31 thoughts on “Effectively Treat Rheumatoid Arthritis with Natural Medicine by Dr. Angela Agrios, ND

  1. Hi
    Great Vidio, lot of information.
    I would like to reacher a Doctor in my area who treats Rheumatoid Artritis like you, can you help me and let me know how i could find a doctor who practice lihe you.

  2. @quez1977 Click the "more info" icon above (>>) and you'll see I give a hyperlink to her website. Her email is DrAgrios at

  3. I was diagnosed rith RA about 4 years ago, I resisted the medical establishment with their "recommendations" and took control myself, today I live a life free form any effects. The doctor (professor) I am seeing every six months puts the results down to a positive attitude, what a pity he does not believe in the steps I took so he can share it with his patients but then again if he did he would be laughed at by his peers.

  4. you sound like the most intelligent..informed person on this topic..wish you lived in canada nearby!! You are helping thousands i'm sure!1 God bless you!

  5. @jannnyyy1 You can always do a phone consultation with Dr. Agrios. I list her info in the description. She has helped me greatly, and I highly recommend her. Larry

  6. @adnerb4469 I changed my diet and kept out the nightshade family, the supplements I took where Glaucosamine, colloidal minerals and a green leaf extract. Later on I added Omega 3 fatty acids. In saying this, individuals would have to check with their health care profesional so it doesn't clash with what they are taking now.

  7. Hello,
    About 3-4 years ago, I am now 24, my hands start paining, elbows.Doctors didn't found anything. Now every day I feel pain, changed job to office job, but now even fingers start paining. For one week I have now finger joints inflammation. Doctors not helping me at all, said to come and see doctor when my fingers will be swelling more, than they will do blood test. Last time they did blood test 7 months ago, blood good,not showing nothing. May grandmother had RA. How to proof that same me?

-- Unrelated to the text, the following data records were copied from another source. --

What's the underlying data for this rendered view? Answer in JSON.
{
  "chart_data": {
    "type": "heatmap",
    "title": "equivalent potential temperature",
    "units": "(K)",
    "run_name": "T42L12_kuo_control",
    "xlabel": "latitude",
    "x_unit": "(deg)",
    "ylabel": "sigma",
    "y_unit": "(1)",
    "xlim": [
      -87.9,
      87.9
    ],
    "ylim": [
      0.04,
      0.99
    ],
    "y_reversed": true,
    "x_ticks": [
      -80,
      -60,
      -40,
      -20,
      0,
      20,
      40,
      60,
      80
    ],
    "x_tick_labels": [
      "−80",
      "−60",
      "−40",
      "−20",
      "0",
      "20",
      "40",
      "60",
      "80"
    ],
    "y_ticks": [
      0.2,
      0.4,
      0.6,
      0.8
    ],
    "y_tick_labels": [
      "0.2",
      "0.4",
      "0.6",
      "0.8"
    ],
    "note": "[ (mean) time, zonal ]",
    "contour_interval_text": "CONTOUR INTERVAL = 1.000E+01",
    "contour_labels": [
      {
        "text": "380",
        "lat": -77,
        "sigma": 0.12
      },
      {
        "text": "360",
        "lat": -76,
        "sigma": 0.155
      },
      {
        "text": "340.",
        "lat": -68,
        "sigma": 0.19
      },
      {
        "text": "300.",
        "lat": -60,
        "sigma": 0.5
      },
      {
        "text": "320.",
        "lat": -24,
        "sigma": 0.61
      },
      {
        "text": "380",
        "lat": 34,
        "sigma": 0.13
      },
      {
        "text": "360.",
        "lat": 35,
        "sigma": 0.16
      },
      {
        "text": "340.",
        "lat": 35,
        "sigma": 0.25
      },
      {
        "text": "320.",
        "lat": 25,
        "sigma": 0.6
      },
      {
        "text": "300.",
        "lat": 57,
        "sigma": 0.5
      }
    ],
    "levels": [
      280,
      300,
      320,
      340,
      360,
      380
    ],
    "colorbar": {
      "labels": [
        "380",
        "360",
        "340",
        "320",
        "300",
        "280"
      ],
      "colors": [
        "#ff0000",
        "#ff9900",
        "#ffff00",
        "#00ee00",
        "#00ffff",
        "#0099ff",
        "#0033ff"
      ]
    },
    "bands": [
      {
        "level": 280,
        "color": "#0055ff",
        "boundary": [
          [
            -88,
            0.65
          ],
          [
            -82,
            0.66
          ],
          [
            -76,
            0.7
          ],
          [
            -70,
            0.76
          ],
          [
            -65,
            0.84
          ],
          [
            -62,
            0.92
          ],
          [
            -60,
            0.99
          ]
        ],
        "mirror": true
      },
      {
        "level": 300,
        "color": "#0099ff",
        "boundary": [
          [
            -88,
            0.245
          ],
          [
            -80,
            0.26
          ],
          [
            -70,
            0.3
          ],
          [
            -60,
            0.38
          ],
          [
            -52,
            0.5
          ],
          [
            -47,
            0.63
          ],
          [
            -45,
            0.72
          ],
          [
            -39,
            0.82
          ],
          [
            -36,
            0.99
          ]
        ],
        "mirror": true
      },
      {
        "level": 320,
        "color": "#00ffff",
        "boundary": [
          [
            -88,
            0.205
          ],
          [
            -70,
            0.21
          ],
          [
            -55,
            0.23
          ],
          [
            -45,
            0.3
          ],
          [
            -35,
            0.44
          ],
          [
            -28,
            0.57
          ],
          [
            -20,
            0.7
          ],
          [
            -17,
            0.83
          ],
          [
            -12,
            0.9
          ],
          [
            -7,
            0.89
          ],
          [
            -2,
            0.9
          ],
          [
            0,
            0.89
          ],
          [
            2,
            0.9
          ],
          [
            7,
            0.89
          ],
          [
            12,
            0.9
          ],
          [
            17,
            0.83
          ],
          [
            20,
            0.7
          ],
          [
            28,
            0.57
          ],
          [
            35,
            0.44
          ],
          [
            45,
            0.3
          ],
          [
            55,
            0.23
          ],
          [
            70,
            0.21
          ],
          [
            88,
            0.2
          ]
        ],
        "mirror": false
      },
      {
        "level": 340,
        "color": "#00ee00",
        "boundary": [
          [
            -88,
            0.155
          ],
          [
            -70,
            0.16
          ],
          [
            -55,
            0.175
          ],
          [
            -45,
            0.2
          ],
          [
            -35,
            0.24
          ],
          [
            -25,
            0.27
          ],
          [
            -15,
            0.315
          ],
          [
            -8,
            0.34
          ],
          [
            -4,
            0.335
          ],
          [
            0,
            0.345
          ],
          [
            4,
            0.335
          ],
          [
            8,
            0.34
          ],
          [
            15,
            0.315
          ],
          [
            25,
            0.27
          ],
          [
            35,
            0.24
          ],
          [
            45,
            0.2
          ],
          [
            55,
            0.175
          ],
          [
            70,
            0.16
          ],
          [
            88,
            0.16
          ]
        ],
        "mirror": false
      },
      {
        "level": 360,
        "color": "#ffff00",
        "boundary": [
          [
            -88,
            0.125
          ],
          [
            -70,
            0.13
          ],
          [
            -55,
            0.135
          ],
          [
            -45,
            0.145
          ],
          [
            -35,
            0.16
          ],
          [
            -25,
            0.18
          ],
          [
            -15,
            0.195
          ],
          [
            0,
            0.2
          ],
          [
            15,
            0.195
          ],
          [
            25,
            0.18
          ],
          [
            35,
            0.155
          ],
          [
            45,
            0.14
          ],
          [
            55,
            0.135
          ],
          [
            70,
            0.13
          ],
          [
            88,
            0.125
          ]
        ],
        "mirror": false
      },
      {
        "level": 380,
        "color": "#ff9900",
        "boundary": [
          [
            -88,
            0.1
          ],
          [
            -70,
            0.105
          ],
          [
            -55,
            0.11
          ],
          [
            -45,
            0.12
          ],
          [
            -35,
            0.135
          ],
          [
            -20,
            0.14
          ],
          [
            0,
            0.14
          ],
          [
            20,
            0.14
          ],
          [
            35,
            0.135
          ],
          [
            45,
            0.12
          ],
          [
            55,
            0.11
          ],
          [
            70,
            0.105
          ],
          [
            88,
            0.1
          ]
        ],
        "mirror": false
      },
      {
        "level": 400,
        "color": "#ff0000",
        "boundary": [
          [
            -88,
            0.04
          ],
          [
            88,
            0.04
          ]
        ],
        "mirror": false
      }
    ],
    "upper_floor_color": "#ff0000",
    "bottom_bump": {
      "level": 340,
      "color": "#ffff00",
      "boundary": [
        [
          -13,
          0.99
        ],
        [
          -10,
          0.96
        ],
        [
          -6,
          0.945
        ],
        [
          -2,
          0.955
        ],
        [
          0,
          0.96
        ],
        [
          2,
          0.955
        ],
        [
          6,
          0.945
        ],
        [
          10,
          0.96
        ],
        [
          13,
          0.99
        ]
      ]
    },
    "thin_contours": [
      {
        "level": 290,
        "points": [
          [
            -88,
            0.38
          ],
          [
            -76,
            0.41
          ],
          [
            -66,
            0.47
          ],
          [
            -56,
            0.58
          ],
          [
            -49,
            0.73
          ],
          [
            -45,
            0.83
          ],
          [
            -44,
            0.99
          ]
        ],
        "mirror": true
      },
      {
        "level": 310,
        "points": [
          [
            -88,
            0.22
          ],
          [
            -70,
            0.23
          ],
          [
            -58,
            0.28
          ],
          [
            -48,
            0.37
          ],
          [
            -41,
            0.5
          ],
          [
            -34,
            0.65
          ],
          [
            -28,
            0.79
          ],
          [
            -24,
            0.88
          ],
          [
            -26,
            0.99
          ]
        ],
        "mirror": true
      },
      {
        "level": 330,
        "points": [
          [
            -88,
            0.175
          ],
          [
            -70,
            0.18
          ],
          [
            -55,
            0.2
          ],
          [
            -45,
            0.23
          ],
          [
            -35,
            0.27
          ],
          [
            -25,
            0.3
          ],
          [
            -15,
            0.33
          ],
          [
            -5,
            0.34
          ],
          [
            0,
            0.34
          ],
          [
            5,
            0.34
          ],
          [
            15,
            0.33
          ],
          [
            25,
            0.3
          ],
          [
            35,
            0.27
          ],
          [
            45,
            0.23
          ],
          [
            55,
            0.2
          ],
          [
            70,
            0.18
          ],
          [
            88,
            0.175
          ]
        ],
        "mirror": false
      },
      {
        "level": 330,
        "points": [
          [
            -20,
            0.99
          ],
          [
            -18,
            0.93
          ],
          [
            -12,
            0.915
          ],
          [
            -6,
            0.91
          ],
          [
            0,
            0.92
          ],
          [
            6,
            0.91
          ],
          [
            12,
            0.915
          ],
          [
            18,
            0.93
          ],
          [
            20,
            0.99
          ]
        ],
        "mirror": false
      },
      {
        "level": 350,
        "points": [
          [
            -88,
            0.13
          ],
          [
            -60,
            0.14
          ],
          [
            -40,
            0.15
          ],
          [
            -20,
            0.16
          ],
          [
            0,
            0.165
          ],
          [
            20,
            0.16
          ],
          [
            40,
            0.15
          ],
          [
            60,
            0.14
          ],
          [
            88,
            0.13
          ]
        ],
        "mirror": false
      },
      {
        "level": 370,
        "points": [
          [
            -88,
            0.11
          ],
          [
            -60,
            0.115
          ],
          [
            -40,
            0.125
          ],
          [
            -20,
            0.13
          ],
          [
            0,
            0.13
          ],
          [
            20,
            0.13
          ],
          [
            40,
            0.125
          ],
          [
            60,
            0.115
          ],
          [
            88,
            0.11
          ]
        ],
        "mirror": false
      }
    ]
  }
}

  8. helloo! I have really enjoyed watching your video.
    I'm 21, female, and i've RA 🙁
    I've had it for a year now, and i think it is getting worst.
    my doctor is not helping, he only adds more dose to my drugs. I think he is trying to make me broke. i'm spending all my money on drugs but i'm not feeling any better. I live in Canada presently, please how can you help me.

  9. Hi, I'm also 21 with RA. I stumbled across this link in hopes of finding and alternative to tradtional medications because I'm afraid of the side effects 🙁

  10. Me too. This video tells what to eat to treat the underlying causes which may include leaky gut condition. Probiotics, foods heavy in fiber, proteins, veggie green & other natural herbs that help heal the leaky gut is essential. Also avoiding allergic causing foods like cereals, diary, sugar, carbs need to be eliminated.

  11. I were involved with german dr s on this topic now fr 4mth – I never heard so speaking so intelligently about this subject. thanks a lot. and thanks the man, who invented mindmapping.

    bless you guys

  12. My Mom was bed ridden with pain for 6 weeks, mobic made her feel better in a day. however I dont want her to take it on a reg basis…we have lots of alllergies.

  13. Thank you so much. I'm going to work on this diet and advice. I have RA in every joint for 3 years, it has financially ruined me, I'm in bed 90% of the day. Thank you for a bit of hope. Bless you in every way!